IMHO we should have done something like Rust's [std::result<T, E>](https://doc.rust-lang.org/std/result/), Swift's [Result<Success,Failure>](https://developer.apple.com/documentation/swift/result), and C++'s [std::expected<T,E>](https://en.cppreference.com/w/cpp/utility/expected). If we returned errors by value, we wouldn't have bugs where we forgot to set `aws_raise_error()`, or bugs where `aws_last_error()` was accidentally overwritten. C doesn't have generics, but you can create something like them using macros (see [future.h](https://github.com/awslabs/aws-c-io/blob/7e75f17400ca2cfdc296865b9c2b10323f49a9c5/include/aws/io/future.h#L30)), or just write:
```c
struct aws_thing_result {
    struct aws_thing *ok;
    int err;
};

struct aws_thing_result aws_thing_new(...);
```

And functions that don't return pointers can just return the error code by value:
```
/* returns AWS_OK (0) on success, or the error code */
int aws_thing_do_something_that_may_fail(...);
```

### int error codes lose information

Exceptions in other languages can carry a lot more information than int error codes. If a Java exception occurs within a C callback, all the information from that callback must be thrown out.

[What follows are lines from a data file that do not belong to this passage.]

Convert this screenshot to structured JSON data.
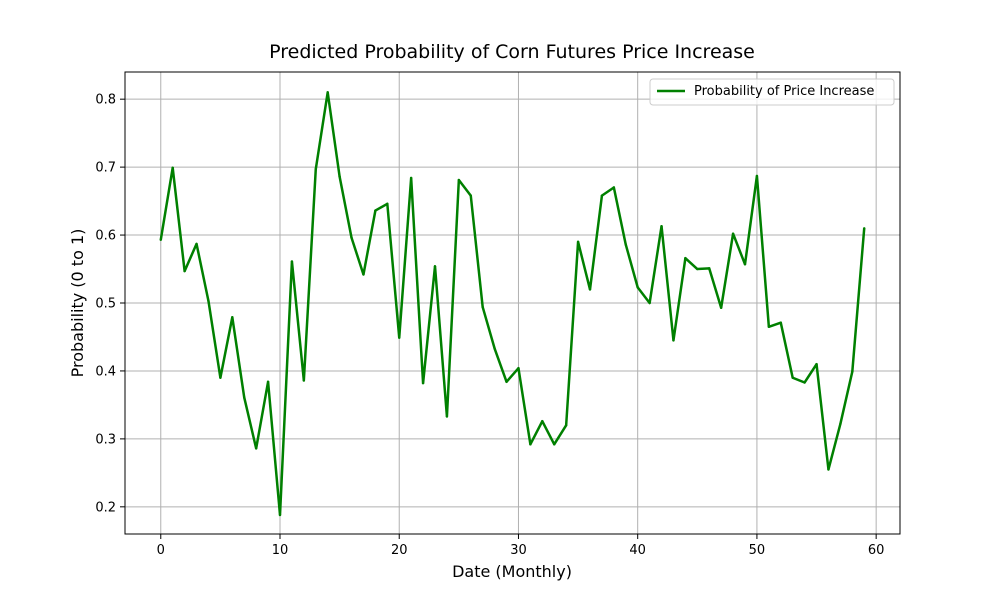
{
  "chart_data": {
    "type": "line",
    "title": "Predicted Probability of Corn Futures Price Increase",
    "xlabel": "Date (Monthly)",
    "ylabel": "Probability (0 to 1)",
    "xlim": [
      -3,
      62
    ],
    "ylim": [
      0.16,
      0.84
    ],
    "xticks": [
      0,
      10,
      20,
      30,
      40,
      50,
      60
    ],
    "yticks": [
      0.2,
      0.3,
      0.4,
      0.5,
      0.6,
      0.7,
      0.8
    ],
    "xtick_labels": [
      "0",
      "10",
      "20",
      "30",
      "40",
      "50",
      "60"
    ],
    "ytick_labels": [
      "0.2",
      "0.3",
      "0.4",
      "0.5",
      "0.6",
      "0.7",
      "0.8"
    ],
    "grid": true,
    "legend_position": "top-right",
    "series": [
      {
        "name": "Probability of Price Increase",
        "color": "#008000",
        "x": [
          0,
          1,
          2,
          3,
          4,
          5,
          6,
          7,
          8,
          9,
          10,
          11,
          12,
          13,
          14,
          15,
          16,
          17,
          18,
          19,
          20,
          21,
          22,
          23,
          24,
          25,
          26,
          27,
          28,
          29,
          30,
          31,
          32,
          33,
          34,
          35,
          36,
          37,
          38,
          39,
          40,
          41,
          42,
          43,
          44,
          45,
          46,
          47,
          48,
          49,
          50,
          51,
          52,
          53,
          54,
          55,
          56,
          57,
          58,
          59
        ],
        "values": [
          0.593,
          0.699,
          0.547,
          0.587,
          0.503,
          0.39,
          0.479,
          0.361,
          0.286,
          0.384,
          0.188,
          0.561,
          0.386,
          0.697,
          0.81,
          0.686,
          0.596,
          0.542,
          0.636,
          0.646,
          0.449,
          0.684,
          0.382,
          0.554,
          0.333,
          0.681,
          0.658,
          0.494,
          0.433,
          0.384,
          0.404,
          0.292,
          0.326,
          0.292,
          0.32,
          0.59,
          0.52,
          0.658,
          0.67,
          0.586,
          0.523,
          0.5,
          0.613,
          0.445,
          0.566,
          0.55,
          0.551,
          0.493,
          0.602,
          0.557,
          0.687,
          0.465,
          0.471,
          0.39,
          0.383,
          0.41,
          0.255,
          0.322,
          0.399,
          0.61
        ]
      }
    ]
  }
}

The Java user ultimately sees something less-than-useful like AWS_ERROR_HTTP_CALLBACK_FAILURE. We must tell the Java user to enable CRT logging to see what's actually going wrong. It's not idiomatic.

IMHO errors shouldn't just be ints, they should carry lots more information (e.g. custom message, chain of caused_by, is_retryable, etc). But this would make them "heavier", so we wouldn't want to use them somewhere performance sensitive, like querying a hash table. We could reserve "rich" errors for the APIs that language bindings call directly. We might even be able to create a Java exception chain where some of those came from our "rich" errors.